Pero Roncagliolo todavía le saca más partido a Félix Chacaltana en ‘La pena máxima’. En realidad, al retrotraerlo tanto en el tiempo, veinte años, es como si estrenase personaje nuevo ya que en el fondo escribe su pasado, desconocido para el lector, y le ubica en el centro de todo con las percepciones un poco deformadas. Así nos dibuja a un asistente de archivo que desentona por su excesiva meticulosidad y que no comprende los asuntos fuera de lo establecido por las leyes. La obsesión de Chacaltana por las formalidades reglamentarias y legales le llevan a sostener posturas que no encajan en la realidad, es más, que le alejan de ella. Para él, el estado peruano, máximo intérprete del bien común, al luchar contra elementos izquierdistas, contra el monstruo de la subversión, no hace sino cumplir con su deber, sin importar los métodos empleados: secuestros, torturas, asesinatos…, cosas que, además, él mismo duda que existan. Al principio, encontrará todo eso justificable, normal, correcto e indispensable para preservar el orden social. A fuerza de trompazos, descubrirá otras realidades y evolucionará para encontrar su sitio en la vida y también en el amor.

Por encima de todo, por encima de Félix y de los personajes con los que se relaciona, como una gran campana de cristal, como una sábana que todo lo envuelve, está el fútbol, el Mundial de 1978, que se celebró en Argentina bajo la dictadura militar presidida por el general Videla y y su Junta Militar, donde Perú tuvo una destacada actuación en la primera fase. La novela se estructura bajo capítulos delimitados por los partidos disputados por la selección peruana contra Escocia, Holanda, Irán, Brasil, Polonia y Argentina, y la final entre Argentina y Holanda. Cada uno de ellos es una oportunidad perfecta para que la sociedad mire para otro lado, hacia las pantallas televisivas, todavía en blanco y negro en el país organizador, que se concentre y distraiga con los gambeteos y culebreos de Chumpitaz, Sotil, Cubillas, Cueto, Muñante, Ardiles, Olguín, Tarantini, Kempes, Luque, Nanninga o Bertoni, y olvide lo que no ve pero intuye. Y es bajo esa carpa mundialista cuando en las cloacas se cometen todo tipo de tropelías, como las citadas anteriormente, es el tiempo de la operación Cóndor, una estrategia encaminada a erradicar los focos guerrilleros existentes en América del Sur. El fútbol lo embalsama y lo cubre todo con un manto de disimulo, disfrazado de anhelo colectivo por lograr la victoria frente a otros países; el fútbol es cuestión nacional, vital, una lucha civilizada entre dos bandos, lucha a patadas y balonazos, a codazos y regates, aunque reglada por normas como los legajos del archivo de Félix Chacaltana.

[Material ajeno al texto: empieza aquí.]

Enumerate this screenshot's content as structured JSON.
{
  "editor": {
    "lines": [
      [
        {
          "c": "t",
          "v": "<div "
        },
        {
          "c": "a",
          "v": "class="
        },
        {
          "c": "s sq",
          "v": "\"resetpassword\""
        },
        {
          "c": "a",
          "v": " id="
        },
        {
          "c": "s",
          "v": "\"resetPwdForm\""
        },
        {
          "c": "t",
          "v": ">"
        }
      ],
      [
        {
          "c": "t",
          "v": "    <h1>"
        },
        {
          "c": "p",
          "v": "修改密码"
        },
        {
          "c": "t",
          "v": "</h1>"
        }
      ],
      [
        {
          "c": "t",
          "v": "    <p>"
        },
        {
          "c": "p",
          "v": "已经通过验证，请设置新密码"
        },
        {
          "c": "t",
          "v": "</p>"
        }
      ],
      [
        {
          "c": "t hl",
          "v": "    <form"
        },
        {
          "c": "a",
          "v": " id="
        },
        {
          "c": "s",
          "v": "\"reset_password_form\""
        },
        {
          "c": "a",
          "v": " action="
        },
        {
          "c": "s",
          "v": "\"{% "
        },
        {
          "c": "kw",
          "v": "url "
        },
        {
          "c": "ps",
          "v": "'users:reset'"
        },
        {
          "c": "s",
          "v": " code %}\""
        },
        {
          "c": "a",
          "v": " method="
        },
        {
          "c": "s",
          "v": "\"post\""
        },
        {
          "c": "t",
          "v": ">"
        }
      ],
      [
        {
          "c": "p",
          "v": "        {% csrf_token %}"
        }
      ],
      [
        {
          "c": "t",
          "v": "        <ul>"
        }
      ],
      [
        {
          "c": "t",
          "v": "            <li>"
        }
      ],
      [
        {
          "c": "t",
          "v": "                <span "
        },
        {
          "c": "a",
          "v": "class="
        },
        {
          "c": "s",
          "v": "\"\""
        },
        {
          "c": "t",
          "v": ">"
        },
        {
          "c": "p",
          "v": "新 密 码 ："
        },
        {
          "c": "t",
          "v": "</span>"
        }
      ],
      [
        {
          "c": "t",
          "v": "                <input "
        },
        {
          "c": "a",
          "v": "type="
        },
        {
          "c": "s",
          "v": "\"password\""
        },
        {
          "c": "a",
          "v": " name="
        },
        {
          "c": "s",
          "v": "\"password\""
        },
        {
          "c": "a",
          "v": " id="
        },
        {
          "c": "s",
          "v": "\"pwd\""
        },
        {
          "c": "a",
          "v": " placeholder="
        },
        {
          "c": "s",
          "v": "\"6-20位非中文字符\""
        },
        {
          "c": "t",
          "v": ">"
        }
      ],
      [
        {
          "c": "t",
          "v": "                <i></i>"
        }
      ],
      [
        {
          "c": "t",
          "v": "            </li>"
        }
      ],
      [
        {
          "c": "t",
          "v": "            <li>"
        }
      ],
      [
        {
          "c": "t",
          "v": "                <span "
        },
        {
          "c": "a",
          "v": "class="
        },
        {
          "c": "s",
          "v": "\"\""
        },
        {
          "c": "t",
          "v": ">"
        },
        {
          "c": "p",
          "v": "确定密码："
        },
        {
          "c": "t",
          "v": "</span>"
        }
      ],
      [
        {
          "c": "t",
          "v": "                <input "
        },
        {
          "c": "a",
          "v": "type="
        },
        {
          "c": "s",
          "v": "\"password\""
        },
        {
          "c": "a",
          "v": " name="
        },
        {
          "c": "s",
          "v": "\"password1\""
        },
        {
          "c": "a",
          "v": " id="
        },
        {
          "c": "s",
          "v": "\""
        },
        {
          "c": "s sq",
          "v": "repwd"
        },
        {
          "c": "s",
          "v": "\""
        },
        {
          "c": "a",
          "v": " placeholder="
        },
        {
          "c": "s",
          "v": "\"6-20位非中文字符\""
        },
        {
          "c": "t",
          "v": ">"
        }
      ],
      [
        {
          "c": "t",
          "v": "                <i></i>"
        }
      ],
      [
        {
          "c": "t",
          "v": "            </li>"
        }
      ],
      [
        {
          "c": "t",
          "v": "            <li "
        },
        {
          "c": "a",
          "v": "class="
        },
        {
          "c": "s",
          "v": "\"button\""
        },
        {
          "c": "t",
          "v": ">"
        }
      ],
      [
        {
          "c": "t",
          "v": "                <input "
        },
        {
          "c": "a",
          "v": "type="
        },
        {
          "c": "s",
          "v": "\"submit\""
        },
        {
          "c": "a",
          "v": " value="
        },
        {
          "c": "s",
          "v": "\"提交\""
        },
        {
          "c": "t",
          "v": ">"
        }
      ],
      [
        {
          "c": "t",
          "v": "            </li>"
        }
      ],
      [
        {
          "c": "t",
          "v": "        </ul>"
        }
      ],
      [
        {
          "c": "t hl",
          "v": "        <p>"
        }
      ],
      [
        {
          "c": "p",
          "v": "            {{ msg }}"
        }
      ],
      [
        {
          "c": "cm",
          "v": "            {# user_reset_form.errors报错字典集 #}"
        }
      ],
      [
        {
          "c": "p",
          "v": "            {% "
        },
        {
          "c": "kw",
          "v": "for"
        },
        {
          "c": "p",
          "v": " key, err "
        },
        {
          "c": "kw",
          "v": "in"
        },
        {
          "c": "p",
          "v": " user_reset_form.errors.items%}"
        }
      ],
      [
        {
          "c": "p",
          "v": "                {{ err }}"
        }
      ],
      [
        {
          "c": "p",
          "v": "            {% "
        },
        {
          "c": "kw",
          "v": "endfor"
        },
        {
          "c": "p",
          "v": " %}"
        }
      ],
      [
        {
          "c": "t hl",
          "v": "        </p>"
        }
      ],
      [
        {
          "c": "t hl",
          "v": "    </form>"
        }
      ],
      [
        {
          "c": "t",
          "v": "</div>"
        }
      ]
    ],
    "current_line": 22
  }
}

La voz narrativa no se detiene. La tercera persona de ‘La pena máxima’ avanza sin interrupción y sin muchas dudas. De vez en cuando nos brinda sorpresas, alguna de ellas intuida pero no por ello menos eficaz. El acento es peruano, pero muy tamizado por el tiempo que Roncagliolo lleva en España, el suficiente para que reconozcamos ese deje característico que tantos buenos ratos nos ha hecho pasar a quienes disfrutamos con la literatura sudamericana. La novela está trufada de tipos con relieve y vida propia, lado oscuro incluido, porque todos lo tienen: Joaquín, Cecilia, don Gonzalo, Susana Aranda, el almirante Carmona … Así es como un personaje trasciende a la tinta y al papel y se vuelve más humano.

El desenlace final es correcto y el pasado juega su papel en él. Como sucede en las grandes novelas policiales, esta no lo es, aunque juegue a serlo, y si lo es le faltan algunos elementos esenciales del género, tenemos al culpable delante de nuestros propios ojos durante todo el tiempo, sin que nos demos demasiada cuenta. Y no es ni más ni menos que un personaje secundario que, poco a poco, se encarama a las barbas del lector reclamando un papel más importante.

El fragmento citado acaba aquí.